Para uma "lectio divina" da misericórdia:
O amor entranhado de Deus se dá a nós para gerar e
regenerar a vida. Esta tem sido a experiência mais marcante do amor divino ao
longo da Bíblia. Das Escrituras Judaicas recordamos: a teofania do Sinai, na
qual Iahweh se declara "Deus de ternura e piedade, rico em graça e
fidelidade" (Êx 34,6-9), o resgate da vida e da justiça pelo Ano da Graça
(Lv 25), os salmos de perdão (Sl 6, 32, 38, 51, 103, 130, 143); o amor divino
que conduz o Povo da Aliança (Sl 136); a consolação de Israel (Is 30,18-26; 35
e 40 inteiros); as obras de misericórdia em Is 58,3-12 e o hino ao Deus Amigo,
jóia da literatura sapiencial:
Teu grande poder está sempre a teu
serviço e quem pode resistir à força de teu braço? O mundo inteiro está diante
de ti, como um grão de areia na balança, como gotícula de orvalho que cai e se
perde no chão.
Mas te compadeces de todos, pois tudo
podes: fechas os olhos diante dos pecados dos homens, para que se arrependam. Sim,
tu amas tudo o que criaste, não te irritas como nada do que fizeste: Se
tivesses odiado alguma coisa, não a terias criado. E, contudo, como alguma
coisa poderia subsistir, se não a tivesses querido? Como conservaria a sua
existência, se não a tivesses chamado? Mas a todos poupas, porque todos
pertencem a ti, ó Senhor, amigo da vida! (Sb 11,21-26).

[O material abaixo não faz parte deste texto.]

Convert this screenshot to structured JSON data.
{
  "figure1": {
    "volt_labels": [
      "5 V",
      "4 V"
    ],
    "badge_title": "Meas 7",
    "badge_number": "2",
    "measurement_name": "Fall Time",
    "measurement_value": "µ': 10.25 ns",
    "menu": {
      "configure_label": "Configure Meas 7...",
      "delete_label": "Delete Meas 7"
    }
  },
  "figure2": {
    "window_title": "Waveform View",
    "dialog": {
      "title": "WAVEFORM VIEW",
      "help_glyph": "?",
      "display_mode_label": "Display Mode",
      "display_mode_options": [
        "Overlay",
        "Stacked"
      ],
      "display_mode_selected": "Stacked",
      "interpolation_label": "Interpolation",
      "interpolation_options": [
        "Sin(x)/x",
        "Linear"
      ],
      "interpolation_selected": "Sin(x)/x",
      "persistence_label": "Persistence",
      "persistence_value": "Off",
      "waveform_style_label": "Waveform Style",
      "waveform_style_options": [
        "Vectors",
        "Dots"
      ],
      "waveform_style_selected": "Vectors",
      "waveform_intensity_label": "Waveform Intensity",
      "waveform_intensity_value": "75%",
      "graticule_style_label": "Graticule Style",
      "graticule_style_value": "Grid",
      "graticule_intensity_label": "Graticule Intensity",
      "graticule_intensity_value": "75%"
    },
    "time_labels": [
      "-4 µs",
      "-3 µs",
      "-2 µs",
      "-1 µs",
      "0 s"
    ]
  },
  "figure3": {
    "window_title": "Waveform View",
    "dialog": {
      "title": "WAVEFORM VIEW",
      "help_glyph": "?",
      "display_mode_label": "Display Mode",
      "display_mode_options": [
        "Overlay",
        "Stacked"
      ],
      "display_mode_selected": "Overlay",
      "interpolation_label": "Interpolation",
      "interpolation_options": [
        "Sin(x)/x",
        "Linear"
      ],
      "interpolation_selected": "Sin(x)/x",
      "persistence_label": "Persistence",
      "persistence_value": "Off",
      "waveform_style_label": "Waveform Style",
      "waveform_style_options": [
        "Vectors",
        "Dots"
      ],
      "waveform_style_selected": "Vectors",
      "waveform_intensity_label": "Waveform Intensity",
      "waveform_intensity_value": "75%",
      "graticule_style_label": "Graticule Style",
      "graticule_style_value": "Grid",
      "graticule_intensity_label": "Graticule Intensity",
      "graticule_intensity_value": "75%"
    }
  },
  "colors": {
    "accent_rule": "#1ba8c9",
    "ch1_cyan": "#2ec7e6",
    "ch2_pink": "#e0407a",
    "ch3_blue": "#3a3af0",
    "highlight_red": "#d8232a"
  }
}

Nas Escrituras Cristãs há muitas passagens. Citamos: os cânticos de
Maria, Simeão e Zacarias, que glorificam o amor fiel de Deus pelos pequenos,
pobres e famintos; o hino à caridade de 1Cor 13; o hino à misericórdia de Ef
2,4-10; as bem-aventuranças (Mt 5,1-12); a parábola do bom samaritano (Lc
10,29-37) e as parábolas de misericórida de Lc 15. Todos são inspiradores. Mas
alguns estão marcados pela exemplaridade, na qualidade de ensino autoritativo
de Jesus para os discípulos de ontem e de hoje: textos emblemáticos que
solicitam nossa adesão e seguimento. Têm esse caráter a parábola do
bom-samaritano - que detalha passo-a-passo o amor misericordioso ativo, desde o
primeiro olhar de compaixão aos gestos concretos; como também a parábola do pai
misericordioso - que retrata a extrema degradação da condição humana e o rosto
jesuano de Deus como pai compassivo e fiel.
É interessante notar que todos esses textos convergem na exortação de Lc
10,37: "Vai e faze o mesmo". Eis, pois, o caráter operante da
misericórdia - à semelhança de Deus, que age misericordiosamente. Com isso, os
textos nos mostram as "três graças" da misericórdia: 1) sua
operosidade: ela realiza os ditames do amor; 2) sua bem-aventurança: ela torna
feliz a pessoa redimida; 3) sua alegria: ela alegra quem a exerce e quem a
recebe[5].
As
obras de misericórdia:
Como vimos acima, muitos ditos e gestos de Jesus propõem que pratiquemos
misericórdia. Dentre tantos, três passagens têm sido meditadas pela comunidade
cristã, porque sugerem uma lista didática de obras de misericórdia:
Inauguração do ano da graça em Lc 4,16-21:
evangelizar os pobres, proclamar a libertação aos prisioneiros, recuperar a
vista aos cegos, libertar os obrimidos. Quatro obras proféticas, que Jesus atua
ao longo de sua vida messiânica.
O sermão da montanha em Mt 5-6: consolar os aflitos,
saciar quem tem fome e sede de justiça, promover a paz, praticar e ensinar a
justiça, reconciliar-se com o próximo, repartir as posses com o necessitado,
amar os inimigos, orar pelos perseguidores, praticar a esmola e perdoar as
dívidas. Dez obras do Reino, centradas na exortação "bem-aventurados os
misericordiosos, porque alcançarão misericórdia" (5,7).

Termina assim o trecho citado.